Global payments giant Visa has partnered with Yellow Card Financial, a leading African stablecoin payments provider, to significantly accelerate the adoption of digital dollar-pegged stablecoins across the continent.

This collaboration aims to enhance treasury operations, improve liquidity management, and enable more cost-effective money transfers in markets grappling with limited access to US dollars and persistent foreign exchange crises.

Yellow Card is slated to roll out stablecoin transactions with Visa in at least one African country this year, with further expansions projected for 2026, as initially reported by Bloomberg.

"All the major payment companies are exploring ways to get into this space," stated Chris Maurice, co-founder and CEO of Yellow Card.

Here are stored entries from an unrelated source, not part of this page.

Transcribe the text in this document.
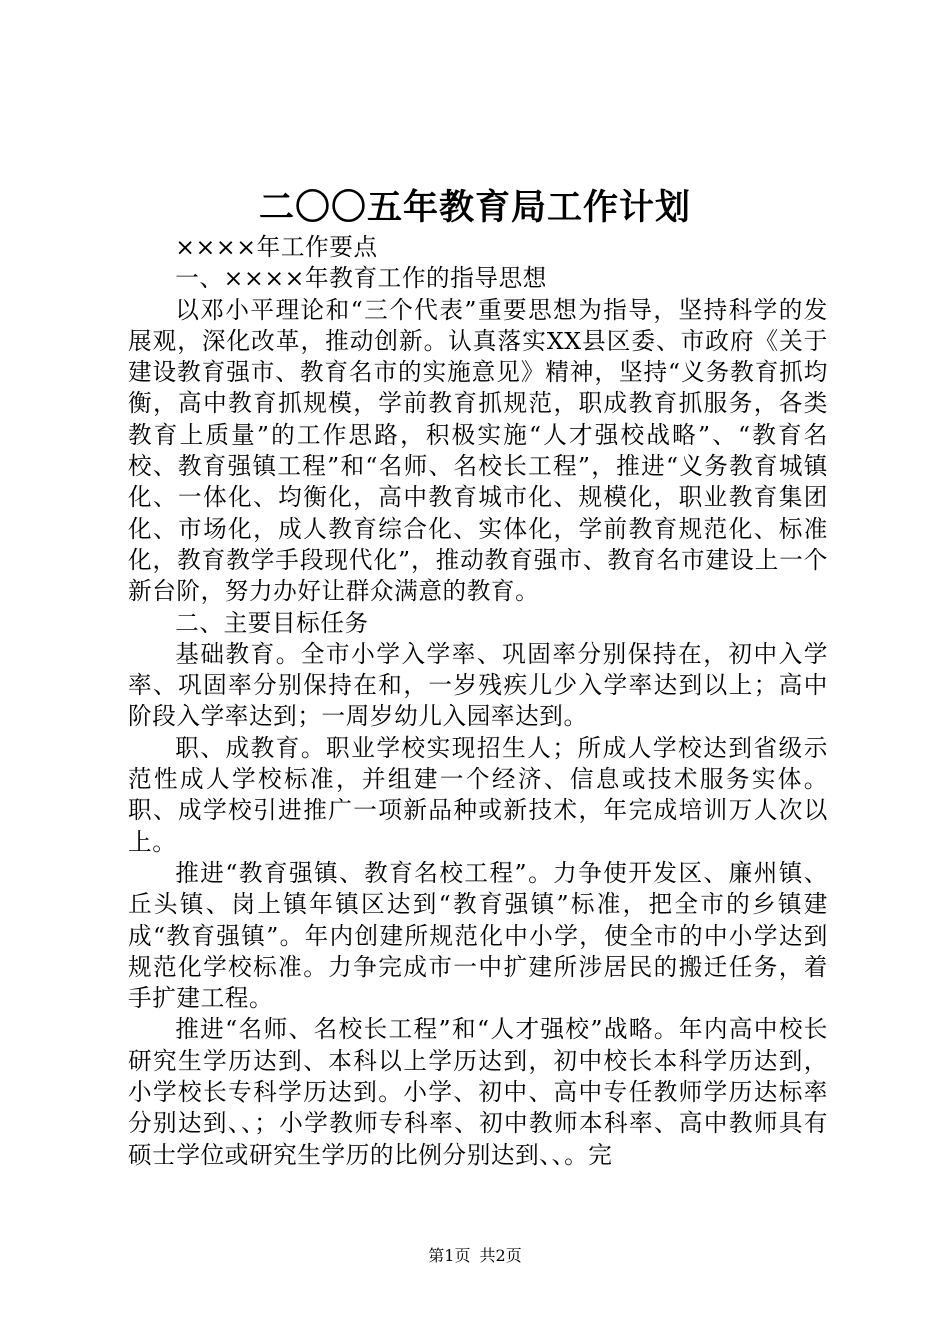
二〇〇五年教育局工作计划

××××年工作要点

一、××××年教育工作的指导思想

以邓小平理论和“三个代表”重要思想为指导，坚持科学的发展观，深化改革，推动创新。认真落实XX县区委、市政府《关于建设教育强市、教育名市的实施意见》精神，坚持“义务教育抓均衡，高中教育抓规模，学前教育抓规范，职成教育抓服务，各类教育上质量”的工作思路，积极实施“人才强校战略”、“教育名校、教育强镇工程”和“名师、名校长工程”，推进“义务教育城镇化、一体化、均衡化，高中教育城市化、规模化，职业教育集团化、市场化，成人教育综合化、实体化，学前教育规范化、标准化，教育教学手段现代化”，推动教育强市、教育名市建设上一个新台阶，努力办好让群众满意的教育。

二、主要目标任务

基础教育。全市小学入学率、巩固率分别保持在，初中入学率、巩固率分别保持在和，一岁残疾儿少入学率达到以上；高中阶段入学率达到；一周岁幼儿入园率达到。

职、成教育。职业学校实现招生人；所成人学校达到省级示范性成人学校标准，并组建一个经济、信息或技术服务实体。职、成学校引进推广一项新品种或新技术，年完成培训万人次以上。

推进“教育强镇、教育名校工程”。力争使开发区、廉州镇、丘头镇、岗上镇年镇区达到“教育强镇”标准，把全市的乡镇建成“教育强镇”。年内创建所规范化中小学，使全市的中小学达到规范化学校标准。力争完成市一中扩建所涉居民的搬迁任务，着手扩建工程。

推进“名师、名校长工程”和“人才强校”战略。年内高中校长研究生学历达到、本科以上学历达到，初中校长本科学历达到，小学校长专科学历达到。小学、初中、高中专任教师学历达标率分别达到、、；小学教师专科率、初中教师本科率、高中教师具有硕士学位或研究生学历的比例分别达到、、。完

第1页 共2页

This move underscores a growing synergy between traditional financial networks and emerging cryptocurrency solutions, driven by real economic needs.

The push for stablecoin integration is gaining significant traction across Africa.

According to a Chainalysis report, stablecoin adoption is accelerating rapidly in Sub-Saharan Africa, now accounting for approximately 43% of the region’s total cryptocurrency transaction volume between July 2023 and June 2024.

Other major players, such as Circle, have also identified Africa as a key market, partnering with African payment provider Onafriq to pilot USDC settlements across 40 countries.

Looking ahead to 2025, stablecoins are increasingly recognised as critical infrastructure for cross-border payments and treasury management.

Most of the research indicates that enterprises are prioritising real-time settlement and compliance, seeing stablecoins as a growth lever.

Regulatory environments are also evolving; South Africa has already licensed over 70 Crypto Asset Service Providers (CASPs), with Kenya and Nigeria actively developing their regulatory frameworks, as detailed by sources like Sumsub and Businessday NG.

This regulatory clarity is expected to foster trust and facilitate deeper integration of stablecoins into mainstream financial systems, providing a robust and efficient alternative for economic stability in volatile markets.